The Trinamool Congress sources said that not only is Ms Banerjee willing to campaign for Ms Gandhi, but she had also suggested during an INDIA alliance meeting last December that the Congress leader should contest against PM Narendra Modi from Varanasi - an idea that has also been floated within the Congress as early as 2019.
Ms Gandhi will be fighting from Wayanad when a bypoll is held there, after Rahul Gandhi decided to vacate the seat and retain the family bastion of Raebareli. He had won the Wayanad constituency for the second time, by a margin of 3.6 lakh votes, in the just-concluded elections.
Part of the reason behind the rekindled bonhomie between Ms Banerjee and the Congress is the fact that Adhir Ranjan Chowdhury, one of the Bengal chief minister's strongest critics, has lost from the Baharampur Lok Sabha constituency in these elections after five straight victories.
While Ms Banerjee and the Gandhis are known to share a close bond, Mr Chowdhury's acerbic and often personal barbs at the chief minister have been a source of friction between the Trinamool and the Congress. They were also seen as a factor behind her decision to go it alone in West Bengal in the Lok Sabha elections - a move that paid off, with the Trinamool fending off an all-out challenge by the BJP and winning 29 of the state's 42 constituencies.
The sources said the "Adhir issue" has now been resolved and that the Trinamool had told the Congress that he would lose his seat.
Enhanced Coordination
Ahead of the Parliament session starting on Monday, which will see the opposition at its strongest since 2014, the sources said the Bengal Chief Minister has also sought better coordination among members of the INDIA alliance, who have won 232 Lok Sabha seats between them.
Signs of this happening have already begun, with the Trinamool, the Congress and the DMK opposing the implementation of the three new criminal laws - Bharatiya Nyaya Sanhita, Bharatiya Nagarik Suraksha Sanhita and the Bharatiya Sakshya Adhiniyam, which will replace the Indian Penal Code, the Code of Criminal Procedure and the Indian Evidence Act, respectively.
The opposition has claimed that the laws were passed without consultation during the Monsoon session of Parliament last year, when over 140 MPs were suspended.

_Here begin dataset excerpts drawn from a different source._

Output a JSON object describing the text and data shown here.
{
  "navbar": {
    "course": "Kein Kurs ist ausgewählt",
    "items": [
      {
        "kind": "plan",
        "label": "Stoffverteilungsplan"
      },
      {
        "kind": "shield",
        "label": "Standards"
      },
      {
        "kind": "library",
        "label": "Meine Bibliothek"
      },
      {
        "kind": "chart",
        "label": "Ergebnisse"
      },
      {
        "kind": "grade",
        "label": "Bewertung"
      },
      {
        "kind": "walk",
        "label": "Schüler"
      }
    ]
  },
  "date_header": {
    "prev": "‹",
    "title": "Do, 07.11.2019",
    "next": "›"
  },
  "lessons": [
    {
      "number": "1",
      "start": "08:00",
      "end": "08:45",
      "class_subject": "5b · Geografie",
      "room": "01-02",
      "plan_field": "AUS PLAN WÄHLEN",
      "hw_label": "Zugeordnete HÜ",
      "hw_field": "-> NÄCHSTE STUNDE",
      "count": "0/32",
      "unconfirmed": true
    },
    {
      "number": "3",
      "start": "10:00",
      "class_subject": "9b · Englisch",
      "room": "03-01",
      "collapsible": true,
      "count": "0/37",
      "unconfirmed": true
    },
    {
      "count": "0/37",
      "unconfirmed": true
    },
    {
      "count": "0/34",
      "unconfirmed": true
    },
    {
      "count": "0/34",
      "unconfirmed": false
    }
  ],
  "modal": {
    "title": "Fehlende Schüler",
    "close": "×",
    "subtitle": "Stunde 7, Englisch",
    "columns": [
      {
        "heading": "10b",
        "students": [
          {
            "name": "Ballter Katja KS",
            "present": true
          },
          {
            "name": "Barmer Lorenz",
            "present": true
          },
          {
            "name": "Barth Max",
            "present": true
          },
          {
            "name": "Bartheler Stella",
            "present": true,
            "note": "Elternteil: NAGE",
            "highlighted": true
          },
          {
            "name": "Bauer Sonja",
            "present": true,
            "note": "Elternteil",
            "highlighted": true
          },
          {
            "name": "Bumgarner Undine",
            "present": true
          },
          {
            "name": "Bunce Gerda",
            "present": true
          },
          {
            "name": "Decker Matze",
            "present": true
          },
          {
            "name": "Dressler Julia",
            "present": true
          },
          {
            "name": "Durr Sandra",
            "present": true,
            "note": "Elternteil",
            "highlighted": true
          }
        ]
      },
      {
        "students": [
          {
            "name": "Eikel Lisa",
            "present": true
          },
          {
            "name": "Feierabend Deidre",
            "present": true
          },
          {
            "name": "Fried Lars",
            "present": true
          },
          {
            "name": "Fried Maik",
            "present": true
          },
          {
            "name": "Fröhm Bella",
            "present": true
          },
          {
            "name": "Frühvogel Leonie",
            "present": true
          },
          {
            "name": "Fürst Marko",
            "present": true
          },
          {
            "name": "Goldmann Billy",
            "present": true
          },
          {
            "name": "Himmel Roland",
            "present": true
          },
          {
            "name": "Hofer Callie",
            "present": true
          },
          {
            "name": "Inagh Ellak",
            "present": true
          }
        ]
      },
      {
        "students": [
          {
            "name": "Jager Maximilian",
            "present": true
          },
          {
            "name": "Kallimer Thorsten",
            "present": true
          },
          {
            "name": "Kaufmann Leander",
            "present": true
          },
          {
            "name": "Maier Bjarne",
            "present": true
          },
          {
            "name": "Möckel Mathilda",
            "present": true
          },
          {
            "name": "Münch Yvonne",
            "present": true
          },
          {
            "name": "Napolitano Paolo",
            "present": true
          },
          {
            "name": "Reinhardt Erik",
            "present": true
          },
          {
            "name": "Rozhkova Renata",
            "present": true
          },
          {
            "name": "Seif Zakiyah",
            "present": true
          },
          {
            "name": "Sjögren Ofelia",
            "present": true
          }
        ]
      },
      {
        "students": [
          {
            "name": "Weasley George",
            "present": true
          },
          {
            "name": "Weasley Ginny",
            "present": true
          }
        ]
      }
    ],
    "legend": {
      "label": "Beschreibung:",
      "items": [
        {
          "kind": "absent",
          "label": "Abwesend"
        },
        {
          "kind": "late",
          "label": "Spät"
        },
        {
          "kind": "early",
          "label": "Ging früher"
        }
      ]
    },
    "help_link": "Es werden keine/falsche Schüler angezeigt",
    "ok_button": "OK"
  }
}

In a letter to the Prime Minister on Friday, Ms Banerjee pushed for a fresh review of the laws by Parliament.
"The outgoing government of yours had passed these three critical bills unilaterally, and with absolutely no debate. That day, almost 100 members of the Lok Sabha had been suspended and a total 146 MPs of the both Houses were thrown out of Parliament," Ms Banerjee wrote, adding that the three bills were passed in an "authoritarian manner" in a "dark hour of democracy".
Chandigarh MP and senior Congress leader Manish Tewari has also hit out at the government over the implementation of the laws.
"The new criminal laws that come into effect from July 1st 2024 lay the foundations of turning India into a Police State. Their implementation must be stopped forthwith and Parliament must re-examine them," he posted on X.
Another issue that the opposition is likely to try and corner the government over is the NEET and NET exam fiasco. Protests have erupted across the country over irregularities in NEET and the cancellation of the UGC-NET, both of which are conducted by the National Testing Agency.